The executives have been coming in waves, starting with a group brought in by Democrats last week to help push Republicans closer to making a deal. Although many of them supported GOP presidential candidate Mitt Romney, who opposed tax hikes, the executives are now ready to swallow higher rates for the wealthy and are leaning on both parties to compromise.

“The idea that you’re going to go over the cliff and work it out later, that is not really thinking about your customers,” said Nicholas Akins, chief executive of Midwest utility giant American Electric Power.

On Tuesday, more than 160 chief executives from major companies signed a letter organized by the Business Roundtable pledging support for a “compromise” that would “result in market-credible spending reductions and revenue growth.”

On Wednesday, several hedge fund executives met with White House aide Valerie Jarrett to discuss how to resolve the budget dispute, according to a person familiar with the meeting.

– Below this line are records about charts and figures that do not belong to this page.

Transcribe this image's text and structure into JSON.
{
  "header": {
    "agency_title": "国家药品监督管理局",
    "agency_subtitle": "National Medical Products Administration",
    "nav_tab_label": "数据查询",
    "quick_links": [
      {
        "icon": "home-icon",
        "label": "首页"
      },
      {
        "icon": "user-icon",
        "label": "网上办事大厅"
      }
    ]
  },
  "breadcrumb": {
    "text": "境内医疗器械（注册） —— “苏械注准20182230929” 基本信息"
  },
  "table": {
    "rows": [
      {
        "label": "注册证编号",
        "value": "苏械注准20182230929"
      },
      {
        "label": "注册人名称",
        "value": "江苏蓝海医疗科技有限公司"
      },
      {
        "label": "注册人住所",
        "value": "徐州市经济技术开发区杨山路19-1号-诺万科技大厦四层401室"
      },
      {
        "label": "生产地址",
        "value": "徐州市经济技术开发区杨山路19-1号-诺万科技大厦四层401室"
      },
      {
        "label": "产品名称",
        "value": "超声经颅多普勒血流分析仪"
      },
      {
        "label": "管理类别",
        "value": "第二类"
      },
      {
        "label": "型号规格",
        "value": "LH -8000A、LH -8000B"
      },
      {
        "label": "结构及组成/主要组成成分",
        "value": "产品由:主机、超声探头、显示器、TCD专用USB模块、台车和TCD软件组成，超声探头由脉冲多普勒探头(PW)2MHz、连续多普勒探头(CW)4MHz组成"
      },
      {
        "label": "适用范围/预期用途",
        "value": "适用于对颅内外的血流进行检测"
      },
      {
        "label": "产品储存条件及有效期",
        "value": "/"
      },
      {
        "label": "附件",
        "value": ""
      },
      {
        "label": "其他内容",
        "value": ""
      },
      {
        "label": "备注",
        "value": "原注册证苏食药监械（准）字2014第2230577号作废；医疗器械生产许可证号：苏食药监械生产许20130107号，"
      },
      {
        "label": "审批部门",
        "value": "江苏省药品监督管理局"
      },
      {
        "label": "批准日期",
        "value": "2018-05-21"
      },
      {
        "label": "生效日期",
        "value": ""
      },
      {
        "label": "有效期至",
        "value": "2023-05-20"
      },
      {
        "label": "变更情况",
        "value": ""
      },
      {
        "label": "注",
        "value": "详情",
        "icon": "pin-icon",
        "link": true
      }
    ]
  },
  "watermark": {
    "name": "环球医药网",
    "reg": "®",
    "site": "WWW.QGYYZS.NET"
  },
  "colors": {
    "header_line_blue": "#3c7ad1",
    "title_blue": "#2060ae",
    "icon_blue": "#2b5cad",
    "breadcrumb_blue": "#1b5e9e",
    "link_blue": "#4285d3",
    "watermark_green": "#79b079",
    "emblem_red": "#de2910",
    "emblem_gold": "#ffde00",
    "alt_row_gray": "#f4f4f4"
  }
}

Power-generation companies jumped in, too, and unlike many groups they offered specifics. The chief executives from half a dozen of the nation’s biggest utilities met Wednesday with Gene B. Sperling, head of the White House’s National Economic Council, and fanned out to see 11 key members of the Senate in an effort to make sure new tax rates on dividends do not exceed the rates on capital gains. Both are now taxed at a 15 percent rate.

A stalemate in talks about the fiscal cliff would mean that dividends start being treated as ordinary personal income taxable at the top marginal rate. That in turn would make it harder for utilities to raise capital for investment, they said, and discourage retirees and others from buying utility stocks for substantial and steady dividends.

But the executives said they would be satisfied if the rate for both dividends and capital gains were raised to 20 percent, the level that has the support of the Senate Finance Committee and that would maintain parity between the two.

Plan to end subsidies

Meanwhile, the American Wind Energy Association (AWEA), which is seeking an extension of the production tax credit for wind farms, on Wednesday laid out a plan that would phase out subsidies to the industry by 2018. The group said that the full 2.2-cents-a-kilowatt tax credit should be extended one more year, then be ratcheted down 10 percentage points a year until 2017, then hold steady at 60 percent of current levels during 2018, and then disappear.